Before moving on to single-cell predictions, let's look at an example that illustrates this situation: we'll generate synthetic autoregressive series of different lengths and train larger networks than we've used so far, and then compare them to the naïve model $x(t) = x(t-1)$.

In [None]:
def make_autoregressive_series(n):

    sigma = 20. # variance of noise term
    delta = 0. # drift
    phi1 = 0.75 # 1st-order autoregression coefficient
    w = np.random.normal(loc=0, scale=2, size=n) # noise vector
    t = np.arange(n) # time vector
    x = np.zeros(n, float) # initialize series
    T1, T2, T3 = 100000, 5000, 500 # periods of seasonal components
    s1, s2, s3 = np.sin(2.*np.pi/T1*t), np.sin(2.*np.pi/T2*t), np.sin(2*np.pi/T3*t)
    x[0] = 0.0 # first value of series

    # build series
    for i in range(1, n, 1):
        x[i] = delta + phi1*x[i-1] + + s1[i] + s2[i] + s3[i] + w[i]
    
    x = pd.DataFrame(x, index=t, columns=['x'])

    return x

x = make_autoregressive_series(n=300000)

big_datasets = split_and_standarize_data(x, f_train=0.6, f_val=0.2)

CONV_WIDTH = 50
LABEL_WIDTH = 1
INPUT_WIDTH = LABEL_WIDTH + (CONV_WIDTH - 1)

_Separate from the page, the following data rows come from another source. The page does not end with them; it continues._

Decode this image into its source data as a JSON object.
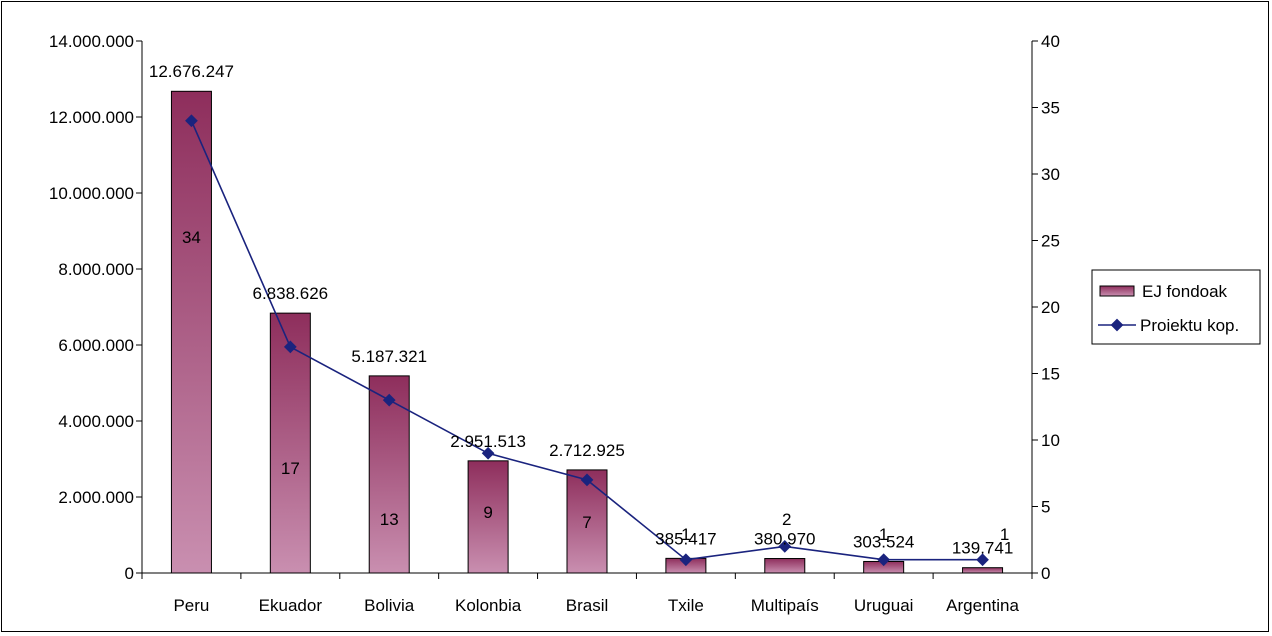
{
  "chart_data": {
    "type": "bar",
    "categories": [
      "Peru",
      "Ekuador",
      "Bolivia",
      "Kolonbia",
      "Brasil",
      "Txile",
      "Multipaís",
      "Uruguai",
      "Argentina"
    ],
    "series": [
      {
        "name": "EJ fondoak",
        "type": "bar",
        "axis": "left",
        "values": [
          12676247,
          6838626,
          5187321,
          2951513,
          2712925,
          385417,
          380970,
          303524,
          139741
        ],
        "labels": [
          "12.676.247",
          "6.838.626",
          "5.187.321",
          "2.951.513",
          "2.712.925",
          "385.417",
          "380.970",
          "303.524",
          "139.741"
        ]
      },
      {
        "name": "Proiektu kop.",
        "type": "line",
        "axis": "right",
        "values": [
          34,
          17,
          13,
          9,
          7,
          1,
          2,
          1,
          1
        ],
        "labels": [
          "34",
          "17",
          "13",
          "9",
          "7",
          "1",
          "2",
          "1",
          "1"
        ]
      }
    ],
    "y_left": {
      "ylim": [
        0,
        14000000
      ],
      "ticks": [
        0,
        2000000,
        4000000,
        6000000,
        8000000,
        10000000,
        12000000,
        14000000
      ],
      "tick_labels": [
        "0",
        "2.000.000",
        "4.000.000",
        "6.000.000",
        "8.000.000",
        "10.000.000",
        "12.000.000",
        "14.000.000"
      ]
    },
    "y_right": {
      "ylim": [
        0,
        40
      ],
      "ticks": [
        0,
        5,
        10,
        15,
        20,
        25,
        30,
        35,
        40
      ],
      "tick_labels": [
        "0",
        "5",
        "10",
        "15",
        "20",
        "25",
        "30",
        "35",
        "40"
      ]
    },
    "legend_position": "right",
    "grid": false,
    "colors": {
      "bar_top": "#8e2e5c",
      "bar_bottom": "#c98fb0",
      "line": "#1a237e",
      "marker": "#1a237e"
    }
  }
}
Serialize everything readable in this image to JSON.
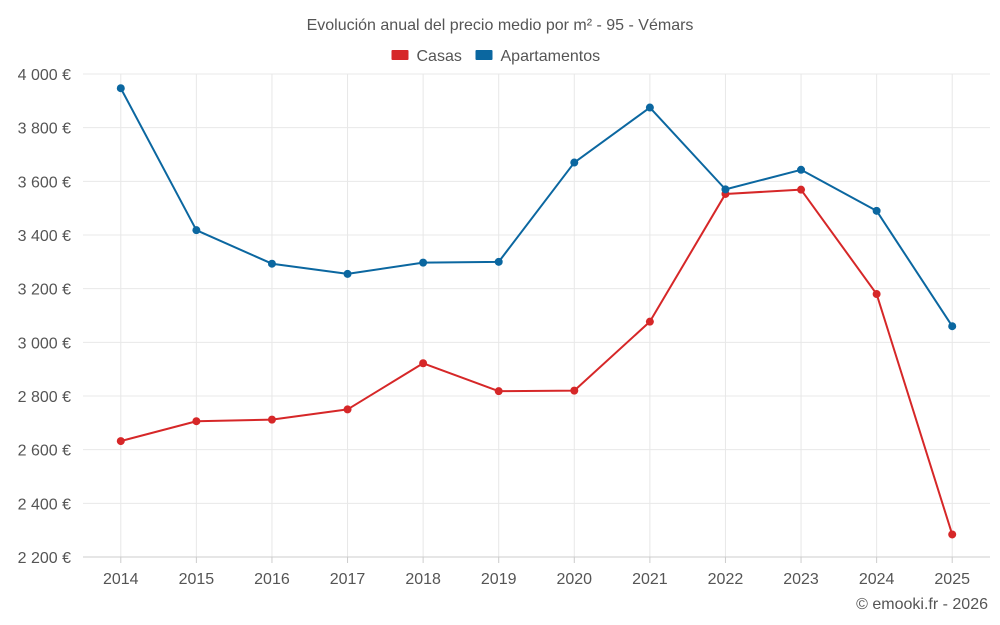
{
  "chart_data": {
    "type": "line",
    "title": "Evolución anual del precio medio por m² - 95 - Vémars",
    "categories": [
      "2014",
      "2015",
      "2016",
      "2017",
      "2018",
      "2019",
      "2020",
      "2021",
      "2022",
      "2023",
      "2024",
      "2025"
    ],
    "series": [
      {
        "name": "Casas",
        "color": "#d62728",
        "values": [
          2632,
          2706,
          2712,
          2750,
          2922,
          2818,
          2820,
          3077,
          3553,
          3569,
          3180,
          2284
        ]
      },
      {
        "name": "Apartamentos",
        "color": "#0b67a0",
        "values": [
          3947,
          3418,
          3293,
          3255,
          3297,
          3300,
          3670,
          3875,
          3570,
          3643,
          3490,
          3060
        ]
      }
    ],
    "ylim": [
      2200,
      4000
    ],
    "yticks": [
      2200,
      2400,
      2600,
      2800,
      3000,
      3200,
      3400,
      3600,
      3800,
      4000
    ],
    "ytick_labels": [
      "2 200 €",
      "2 400 €",
      "2 600 €",
      "2 800 €",
      "3 000 €",
      "3 200 €",
      "3 400 €",
      "3 600 €",
      "3 800 €",
      "4 000 €"
    ],
    "xlabel": "",
    "ylabel": "",
    "grid": true,
    "legend_position": "top-center"
  },
  "credit": "© emooki.fr - 2026"
}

conv_bigdata = tf.keras.Sequential([
    tf.keras.layers.Conv1D(filters=30, kernel_size=(CONV_WIDTH // 2,)),
    tf.keras.layers.Flatten(),
    tf.keras.layers.Dense(30),
    tf.keras.layers.Dense(units=1),
    tf.keras.layers.Reshape((1, 1))
])

w_conv_bigdata = WindowGenerator(
    input_width=INPUT_WIDTH, 
    label_width=LABEL_WIDTH, 
    offset=1, 
    train_df=big_datasets['train_df'],
    val_df=big_datasets['val_df'],
    test_df=big_datasets['test_df'],
    batch_size=BATCH_SIZE,
    label_columns=['x'])

print(f'X shape = {w_conv_bigdata.example[0].shape}')
print(f'y_pred shape = {conv_bigdata(w_conv_bigdata.example[0]).shape}')
print(f'y_obs shape = {w_conv_bigdata.example[1].shape}')

conv_bigdata(w_conv_bigdata.example[0]) # build model to get number of parameters

print(f'Estimating {conv_bigdata.count_params():,} parameters on {w_conv_bigdata.train_df.shape[0]:,} datapoints')

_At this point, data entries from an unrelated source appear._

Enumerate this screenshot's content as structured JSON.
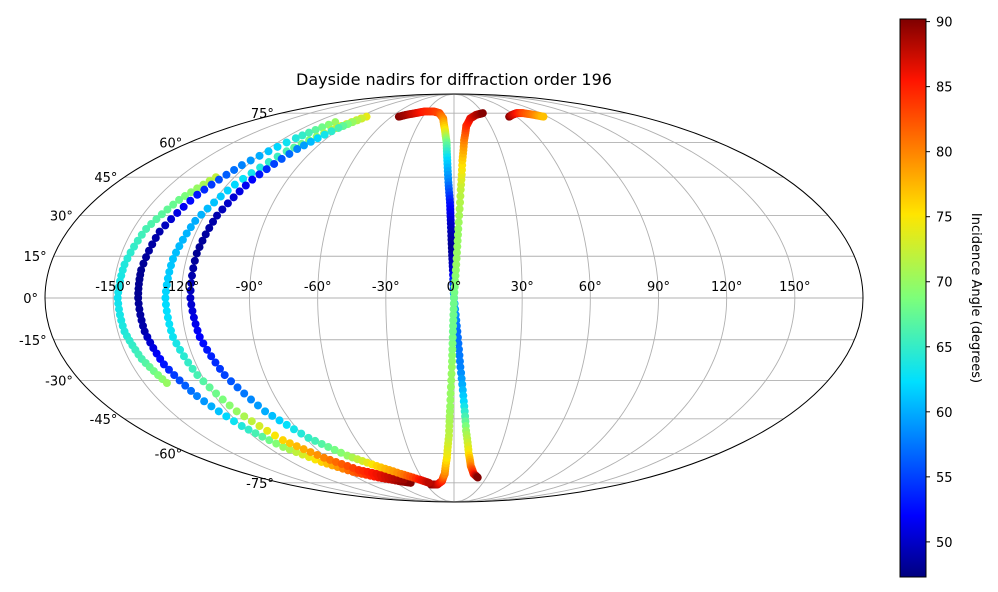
{
  "chart_data": {
    "type": "scatter",
    "projection": "mollweide",
    "title": "Dayside nadirs for diffraction order 196",
    "xlabel": "",
    "ylabel": "",
    "grid": true,
    "lon_ticks": [
      -150,
      -120,
      -90,
      -60,
      -30,
      0,
      30,
      60,
      90,
      120,
      150
    ],
    "lon_tick_labels": [
      "-150°",
      "-120°",
      "-90°",
      "-60°",
      "-30°",
      "0°",
      "30°",
      "60°",
      "90°",
      "120°",
      "150°"
    ],
    "lat_ticks": [
      -75,
      -60,
      -45,
      -30,
      -15,
      0,
      15,
      30,
      45,
      60,
      75
    ],
    "lat_tick_labels": [
      "-75°",
      "-60°",
      "-45°",
      "-30°",
      "-15°",
      "0°",
      "15°",
      "30°",
      "45°",
      "60°",
      "75°"
    ],
    "colorbar": {
      "label": "Incidence Angle (degrees)",
      "colormap": "jet",
      "range": [
        47.3,
        90.2
      ],
      "ticks": [
        50,
        55,
        60,
        65,
        70,
        75,
        80,
        85,
        90
      ],
      "tick_labels": [
        "50",
        "55",
        "60",
        "65",
        "70",
        "75",
        "80",
        "85",
        "90"
      ]
    },
    "series": [
      {
        "points": [
          {
            "lon": -53,
            "lat": 73,
            "inc": 90
          },
          {
            "lon": -48,
            "lat": 74,
            "inc": 89
          },
          {
            "lon": -40,
            "lat": 75,
            "inc": 87
          },
          {
            "lon": -32,
            "lat": 76,
            "inc": 85
          },
          {
            "lon": -22,
            "lat": 76,
            "inc": 84
          },
          {
            "lon": -15,
            "lat": 75,
            "inc": 83
          },
          {
            "lon": -10,
            "lat": 72,
            "inc": 80
          },
          {
            "lon": -7,
            "lat": 66,
            "inc": 75
          },
          {
            "lon": -5,
            "lat": 60,
            "inc": 68
          },
          {
            "lon": -4,
            "lat": 52,
            "inc": 62
          },
          {
            "lon": -3,
            "lat": 43,
            "inc": 58
          },
          {
            "lon": -2,
            "lat": 35,
            "inc": 53
          },
          {
            "lon": -1.5,
            "lat": 27,
            "inc": 50
          },
          {
            "lon": -1,
            "lat": 18,
            "inc": 48
          },
          {
            "lon": -0.5,
            "lat": 10,
            "inc": 50
          },
          {
            "lon": 0,
            "lat": 0,
            "inc": 60
          },
          {
            "lon": 1.5,
            "lat": -12,
            "inc": 57
          },
          {
            "lon": 3,
            "lat": -25,
            "inc": 58
          },
          {
            "lon": 5,
            "lat": -38,
            "inc": 62
          },
          {
            "lon": 7,
            "lat": -50,
            "inc": 70
          },
          {
            "lon": 10,
            "lat": -60,
            "inc": 75
          },
          {
            "lon": 13,
            "lat": -66,
            "inc": 80
          },
          {
            "lon": 17,
            "lat": -70,
            "inc": 85
          },
          {
            "lon": 22,
            "lat": -72,
            "inc": 90
          }
        ]
      },
      {
        "points": [
          {
            "lon": -25,
            "lat": -76,
            "inc": 90
          },
          {
            "lon": -18,
            "lat": -76,
            "inc": 88
          },
          {
            "lon": -12,
            "lat": -74,
            "inc": 85
          },
          {
            "lon": -8,
            "lat": -70,
            "inc": 80
          },
          {
            "lon": -5,
            "lat": -62,
            "inc": 75
          },
          {
            "lon": -3,
            "lat": -52,
            "inc": 72
          },
          {
            "lon": -2,
            "lat": -40,
            "inc": 70
          },
          {
            "lon": -1,
            "lat": -25,
            "inc": 70
          },
          {
            "lon": -0.5,
            "lat": -12,
            "inc": 68
          },
          {
            "lon": 0,
            "lat": 0,
            "inc": 68
          },
          {
            "lon": 1,
            "lat": 12,
            "inc": 70
          },
          {
            "lon": 2,
            "lat": 25,
            "inc": 70
          },
          {
            "lon": 3.5,
            "lat": 40,
            "inc": 72
          },
          {
            "lon": 5,
            "lat": 52,
            "inc": 76
          },
          {
            "lon": 7,
            "lat": 61,
            "inc": 80
          },
          {
            "lon": 10,
            "lat": 68,
            "inc": 84
          },
          {
            "lon": 15,
            "lat": 72,
            "inc": 86
          },
          {
            "lon": 22,
            "lat": 74,
            "inc": 88
          },
          {
            "lon": 30,
            "lat": 75,
            "inc": 90
          }
        ]
      },
      {
        "points": [
          {
            "lon": 53,
            "lat": 73,
            "inc": 90
          },
          {
            "lon": 58,
            "lat": 74,
            "inc": 88
          },
          {
            "lon": 65,
            "lat": 75,
            "inc": 86
          },
          {
            "lon": 72,
            "lat": 75,
            "inc": 83
          },
          {
            "lon": 80,
            "lat": 74,
            "inc": 80
          },
          {
            "lon": 86,
            "lat": 73,
            "inc": 77
          }
        ]
      },
      {
        "points": [
          {
            "lon": -130,
            "lat": 45,
            "inc": 72
          },
          {
            "lon": -138,
            "lat": 36,
            "inc": 68
          },
          {
            "lon": -144,
            "lat": 25,
            "inc": 66
          },
          {
            "lon": -147,
            "lat": 12,
            "inc": 64
          },
          {
            "lon": -148,
            "lat": 0,
            "inc": 63
          },
          {
            "lon": -147,
            "lat": -12,
            "inc": 64
          },
          {
            "lon": -144,
            "lat": -22,
            "inc": 66
          },
          {
            "lon": -139,
            "lat": -31,
            "inc": 70
          }
        ]
      },
      {
        "points": [
          {
            "lon": -103,
            "lat": 70,
            "inc": 70
          },
          {
            "lon": -112,
            "lat": 62,
            "inc": 64
          },
          {
            "lon": -123,
            "lat": 50,
            "inc": 58
          },
          {
            "lon": -131,
            "lat": 38,
            "inc": 53
          },
          {
            "lon": -137,
            "lat": 24,
            "inc": 49
          },
          {
            "lon": -139,
            "lat": 10,
            "inc": 48
          },
          {
            "lon": -139,
            "lat": 0,
            "inc": 48
          },
          {
            "lon": -138,
            "lat": -12,
            "inc": 49
          },
          {
            "lon": -135,
            "lat": -24,
            "inc": 53
          },
          {
            "lon": -129,
            "lat": -36,
            "inc": 58
          },
          {
            "lon": -120,
            "lat": -48,
            "inc": 64
          },
          {
            "lon": -110,
            "lat": -57,
            "inc": 70
          },
          {
            "lon": -98,
            "lat": -64,
            "inc": 76
          },
          {
            "lon": -85,
            "lat": -69,
            "inc": 82
          },
          {
            "lon": -70,
            "lat": -72,
            "inc": 86
          },
          {
            "lon": -55,
            "lat": -74,
            "inc": 89
          },
          {
            "lon": -45,
            "lat": -75,
            "inc": 90
          }
        ]
      },
      {
        "points": [
          {
            "lon": -86,
            "lat": 72,
            "inc": 76
          },
          {
            "lon": -95,
            "lat": 66,
            "inc": 72
          },
          {
            "lon": -106,
            "lat": 56,
            "inc": 66
          },
          {
            "lon": -116,
            "lat": 42,
            "inc": 62
          },
          {
            "lon": -123,
            "lat": 28,
            "inc": 60
          },
          {
            "lon": -126,
            "lat": 14,
            "inc": 61
          },
          {
            "lon": -127,
            "lat": 0,
            "inc": 62
          },
          {
            "lon": -126,
            "lat": -14,
            "inc": 63
          },
          {
            "lon": -122,
            "lat": -28,
            "inc": 66
          },
          {
            "lon": -115,
            "lat": -42,
            "inc": 70
          },
          {
            "lon": -105,
            "lat": -54,
            "inc": 76
          },
          {
            "lon": -92,
            "lat": -62,
            "inc": 80
          },
          {
            "lon": -78,
            "lat": -68,
            "inc": 84
          },
          {
            "lon": -62,
            "lat": -71,
            "inc": 87
          },
          {
            "lon": -48,
            "lat": -73,
            "inc": 89
          }
        ]
      },
      {
        "points": [
          {
            "lon": -84,
            "lat": 73,
            "inc": 74
          },
          {
            "lon": -92,
            "lat": 67,
            "inc": 66
          },
          {
            "lon": -101,
            "lat": 57,
            "inc": 58
          },
          {
            "lon": -109,
            "lat": 44,
            "inc": 52
          },
          {
            "lon": -114,
            "lat": 30,
            "inc": 49
          },
          {
            "lon": -116,
            "lat": 16,
            "inc": 48
          },
          {
            "lon": -116,
            "lat": 0,
            "inc": 50
          },
          {
            "lon": -114,
            "lat": -14,
            "inc": 52
          },
          {
            "lon": -109,
            "lat": -28,
            "inc": 55
          },
          {
            "lon": -100,
            "lat": -42,
            "inc": 60
          },
          {
            "lon": -88,
            "lat": -53,
            "inc": 65
          },
          {
            "lon": -74,
            "lat": -61,
            "inc": 70
          },
          {
            "lon": -60,
            "lat": -66,
            "inc": 76
          },
          {
            "lon": -46,
            "lat": -70,
            "inc": 80
          },
          {
            "lon": -34,
            "lat": -73,
            "inc": 85
          },
          {
            "lon": -26,
            "lat": -75,
            "inc": 88
          }
        ]
      }
    ]
  }
}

history_conv_bigdata = compile_and_fit(conv_bigdata, w_conv_bigdata, max_epochs=MAX_EPOCHS, patience=20, verbose=1)

ypred_conv_bigdata = make_ypred(conv_bigdata, w_conv_bigdata, big_datasets['train_mean']['x'], big_datasets['train_sd']['x'])

fig, ax = plt.subplots()
ax.plot(history_conv_bigdata.history['loss'], label='train')
ax.plot(history_conv_bigdata.history['val_loss'], label='val')
ax.legend()
plt.show()


ypred['conv_bigdata'] = ypred_conv_bigdata
err_rel['conv_bigdata'] = 100. * (ypred['conv_bigdata'] - big_datasets['test_df_original']['x']) / big_datasets['test_df_original']['x']
err_abs['conv_bigdata'] = ypred['conv_bigdata'] - big_datasets['test_df_original']['x']

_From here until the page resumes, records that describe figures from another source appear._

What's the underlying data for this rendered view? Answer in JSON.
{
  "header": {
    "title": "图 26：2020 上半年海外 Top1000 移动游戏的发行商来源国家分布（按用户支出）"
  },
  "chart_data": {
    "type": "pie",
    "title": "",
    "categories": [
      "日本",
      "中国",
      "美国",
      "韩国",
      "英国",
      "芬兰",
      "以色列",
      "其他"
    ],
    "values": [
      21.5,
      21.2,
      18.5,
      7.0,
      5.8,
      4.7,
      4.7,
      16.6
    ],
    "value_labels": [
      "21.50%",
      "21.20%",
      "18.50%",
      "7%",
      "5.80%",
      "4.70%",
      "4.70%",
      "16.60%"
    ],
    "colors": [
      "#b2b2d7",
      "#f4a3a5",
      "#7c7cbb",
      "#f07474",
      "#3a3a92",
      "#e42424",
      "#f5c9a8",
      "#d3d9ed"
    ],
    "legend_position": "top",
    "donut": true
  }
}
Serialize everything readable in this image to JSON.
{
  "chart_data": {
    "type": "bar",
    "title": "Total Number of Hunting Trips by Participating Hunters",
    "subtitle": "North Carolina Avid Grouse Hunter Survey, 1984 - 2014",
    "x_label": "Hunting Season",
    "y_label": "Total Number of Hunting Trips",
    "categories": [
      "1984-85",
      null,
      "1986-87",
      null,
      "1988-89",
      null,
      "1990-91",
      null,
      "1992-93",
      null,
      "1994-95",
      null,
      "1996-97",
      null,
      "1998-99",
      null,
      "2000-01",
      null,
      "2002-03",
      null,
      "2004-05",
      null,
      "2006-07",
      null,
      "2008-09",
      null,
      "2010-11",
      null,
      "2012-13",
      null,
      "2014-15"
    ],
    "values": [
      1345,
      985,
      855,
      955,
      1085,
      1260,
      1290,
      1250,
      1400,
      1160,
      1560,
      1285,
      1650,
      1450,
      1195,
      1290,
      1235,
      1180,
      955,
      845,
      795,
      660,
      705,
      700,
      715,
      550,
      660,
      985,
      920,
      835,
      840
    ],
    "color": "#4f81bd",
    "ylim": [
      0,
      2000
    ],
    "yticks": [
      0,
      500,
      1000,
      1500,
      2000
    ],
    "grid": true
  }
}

# add ypred for naive big data baseline model
ypred_naive_bigdata = big_datasets['test_df_original']['x'][:-1].values
ytest_naive_bigdata = big_datasets['test_df_original']['x'][1:].values
ypred['naive_bigdata'] = ypred_naive_bigdata
err_rel['naive_bigdata'] = 100. * (ypred['naive_bigdata'] - ytest_naive_bigdata)/ytest_naive_bigdata
err_abs['naive_bigdata'] = ypred['naive_bigdata'] - ytest_naive_bigdata

bins = np.arange(-300, 305, 5)
fig = plt.figure(figsize=(15, 4))
gs = gridspec.GridSpec(2, 4)

ax1 = fig.add_subplot(gs[:, :3])
ax1.plot(big_datasets['test_timestamps'], big_datasets['test_df_original']['x'], linewidth=1, color='black', label='y_test')
ax1.plot(big_datasets['test_timestamps'], ypred_conv_bigdata, linewidth=1, color='red', alpha=0.5, label=f'conv1d')
ax1.set_xlim(280000, 280400)
ax1.legend(loc=1)
ax2 = fig.add_subplot(gs[0, 3:])
ax2.set_title('Naive big data')
ax2.hist(err_rel['naive_bigdata'], bins=bins, density=True)
ax3 = fig.add_subplot(gs[1, 3:])
ax3.set_title('Conv1D big data')
ax3.hist(err_rel['conv_bigdata'], bins=bins, density=True)
plt.tight_layout()
plt.show()

perc_rel_errors_below_10['naive_bigdata'] = 100.*err_rel['naive_bigdata'][err_rel['naive_bigdata'] <= 10].size/err_rel['naive_bigdata'].size
perc_rel_errors_below_10['conv_bigdata'] = 100.*err_rel['conv_bigdata'][err_rel['conv_bigdata'] <= 10].size/err_rel['conv_bigdata'].size

print(perc_rel_errors_below_10['naive_bigdata'])
print(perc_rel_errors_below_10['conv_bigdata'])